The contact information came from business owners but was only quasi-voluntary: effectively, they “only” had to disclose this information if they wanted to continue earning a living lawfully. As a result, we saw many POIs that felt wrong to map in OSM, even if the addresses were technically being disclosed in public records:
- A restaurant is listed at the home address of the manager who filled out the form. Oops.
- An Uber driver is classified as an “independent contractor”, so we wound up knowing the location of their home office.
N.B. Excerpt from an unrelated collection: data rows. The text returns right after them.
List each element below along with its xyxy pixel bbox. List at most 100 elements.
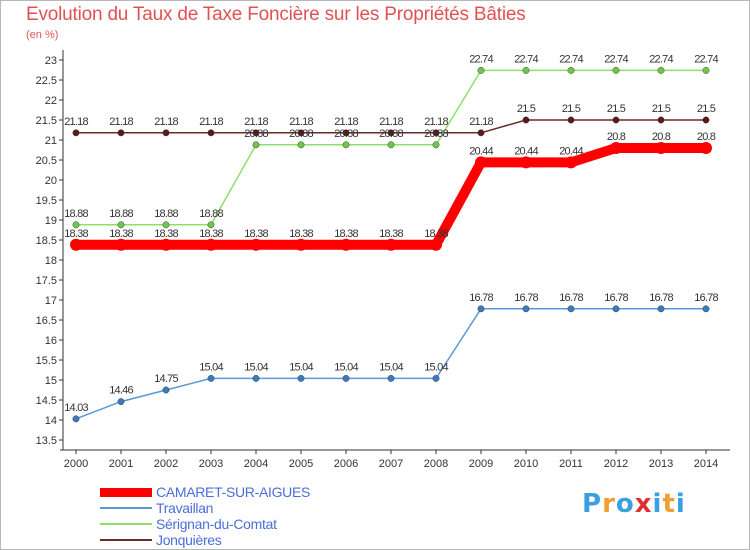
y-tick-label: 20.5: [36, 155, 57, 167]
series-point-2: [612, 66, 620, 74]
data-label: 18.38: [379, 228, 403, 240]
legend-swatch: [100, 487, 152, 497]
series-point-2: [702, 66, 710, 74]
data-label: 21.18: [334, 116, 358, 128]
x-tick-label: 2009: [469, 458, 493, 470]
series-point-3: [387, 129, 395, 137]
data-label: 21.18: [109, 116, 133, 128]
data-label: 15.04: [424, 361, 448, 373]
series-point-0: [385, 238, 397, 251]
data-label: 21.18: [379, 116, 403, 128]
series-point-2: [432, 141, 440, 149]
x-tick-label: 2004: [244, 458, 268, 470]
y-tick-label: 18.5: [36, 235, 57, 247]
data-label: 18.38: [334, 228, 358, 240]
data-label: 14.03: [64, 402, 88, 414]
series-point-3: [657, 116, 665, 124]
data-label: 15.04: [334, 361, 358, 373]
data-label: 16.78: [514, 292, 538, 304]
legend-item: Jonquières: [100, 532, 310, 548]
series-point-0: [205, 238, 217, 251]
x-tick-label: 2005: [289, 458, 313, 470]
logo-letter: i: [675, 489, 686, 519]
series-point-0: [160, 238, 172, 251]
series-point-1: [207, 374, 215, 382]
data-label: 21.5: [652, 103, 671, 115]
data-label: 22.74: [559, 53, 583, 65]
y-tick-label: 15: [45, 375, 57, 387]
series-point-0: [700, 142, 712, 154]
data-label: 15.04: [379, 361, 403, 373]
data-label: 16.78: [604, 292, 628, 304]
series-point-3: [252, 129, 260, 137]
data-label: 20.8: [697, 131, 716, 143]
data-label: 21.18: [64, 116, 88, 128]
series-point-0: [250, 238, 262, 251]
data-label: 16.78: [559, 292, 583, 304]
series-point-3: [207, 129, 215, 137]
data-label: 15.04: [199, 361, 223, 373]
x-tick-label: 2007: [379, 458, 403, 470]
data-label: 18.88: [109, 208, 133, 220]
x-tick-label: 2001: [109, 458, 133, 470]
y-tick-label: 21.5: [36, 115, 57, 127]
legend-item: Sérignan-du-Comtat: [100, 516, 310, 532]
legend-swatch: [100, 507, 152, 509]
logo-letter: x: [634, 489, 653, 519]
series-point-3: [477, 129, 485, 137]
series-point-0: [565, 156, 577, 169]
series-point-1: [342, 374, 350, 382]
series-point-0: [655, 142, 667, 154]
data-label: 21.18: [289, 116, 313, 128]
series-point-1: [432, 374, 440, 382]
data-label: 18.88: [199, 208, 223, 220]
legend-label: Travaillan: [156, 500, 214, 516]
data-label: 18.38: [424, 228, 448, 240]
x-tick-label: 2006: [334, 458, 358, 470]
data-label: 18.38: [109, 228, 133, 240]
x-tick-label: 2014: [694, 458, 718, 470]
data-label: 21.5: [607, 103, 626, 115]
data-label: 14.75: [154, 373, 178, 385]
legend-label: CAMARET-SUR-AIGUES: [156, 484, 311, 500]
y-tick-label: 14: [45, 415, 57, 427]
x-tick-label: 2013: [649, 458, 673, 470]
unit-label: (en %): [26, 29, 59, 41]
series-point-1: [522, 305, 530, 313]
y-tick-label: 15.5: [36, 355, 57, 367]
data-label: 15.04: [244, 361, 268, 373]
series-point-0: [475, 156, 487, 169]
logo-letter: i: [652, 489, 663, 519]
data-label: 20.44: [559, 145, 583, 157]
data-label: 18.38: [289, 228, 313, 240]
data-label: 18.88: [64, 208, 88, 220]
series-point-3: [162, 129, 170, 137]
series-point-1: [117, 398, 125, 406]
series-point-3: [117, 129, 125, 137]
data-label: 21.18: [244, 116, 268, 128]
data-label: 20.88: [424, 128, 448, 140]
series-point-2: [657, 66, 665, 74]
data-label: 20.88: [379, 128, 403, 140]
series-point-0: [340, 238, 352, 251]
legend-item: Travaillan: [100, 500, 310, 516]
series-point-2: [117, 221, 125, 229]
series-point-1: [297, 374, 305, 382]
x-tick-label: 2003: [199, 458, 223, 470]
data-label: 22.74: [649, 53, 673, 65]
y-tick-label: 20: [45, 175, 57, 187]
x-tick-label: 2000: [64, 458, 88, 470]
series-point-2: [342, 141, 350, 149]
y-tick-label: 19.5: [36, 195, 57, 207]
legend-item: CAMARET-SUR-AIGUES: [100, 484, 310, 500]
series-point-2: [522, 66, 530, 74]
series-point-0: [70, 238, 82, 251]
y-tick-label: 21: [45, 135, 57, 147]
series-point-0: [610, 142, 622, 154]
data-label: 20.44: [469, 145, 493, 157]
series-point-0: [115, 238, 127, 251]
data-label: 20.8: [652, 131, 671, 143]
y-tick-label: 14.5: [36, 395, 57, 407]
y-tick-label: 22: [45, 95, 57, 107]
No harm I guess, but it’s information that no map user wants.
- Airbnb hides the address of a rentable house from everyone except the paying customer, to protect their privacy during their stay.
- Home-based daycare centers only take customers by prior arrangement; many of them are indiscernible from the street to protect the children’s privacy.
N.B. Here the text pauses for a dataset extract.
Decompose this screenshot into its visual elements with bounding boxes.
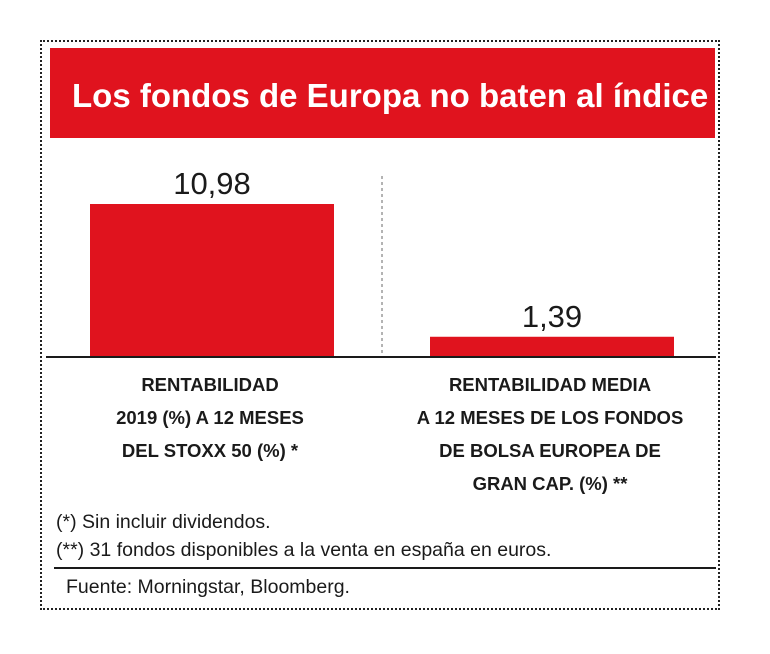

- Some house churches and Chabad houses obfuscate their locations online out of a genuine fear of harassment; they only reluctantly provided their actual address to the county in order to reopen.
- A local agency runs a network of discreet shelters for survivors of domestic abuse. Further publicizing these locations could jeopardize the safety of their tenants.
We took care to avoid mapping these POIs, even though it required us to manually look each one up in street-level imagery, hunt for their websites or Facebook pages, and apply our critical thinking skills. We think this has resulted in a higher-quality map, even if it has kneecapped our coverage metrics to some extent.
The OSM community has a unique ability to respect owners’ privacy on a case by case basis, because we generally map POIs individually. Even so, I think larger-scale initiatives can learn from OSM’s approach. For example, Overture doesn’t appear to have taken the same precautions when releasing their POI layer:
Even though our import prioritized undermapped neighborhoods, we also flagged listings in areas that are zoned “Low Density Residential” (as in a typical suburban residential subdivision), so that mappers knew to scrutinize these listings more thoroughly. We probably didn’t use this signal very much, because residential subdivisions are easy to identify in aerial imagery, but it probably would have made a difference in any automated import.
Sampling the Overture dataset, I see some of the same POIs that I’ve withheld from OSM, at the correct locations and with very high confidence scores (because they are real). One can only hope that our precautions turn out to be unnecessary in practice.
Have you ever encountered a POI that you had to omit from the map due to privacy concerns? What criteria did you use to make that call?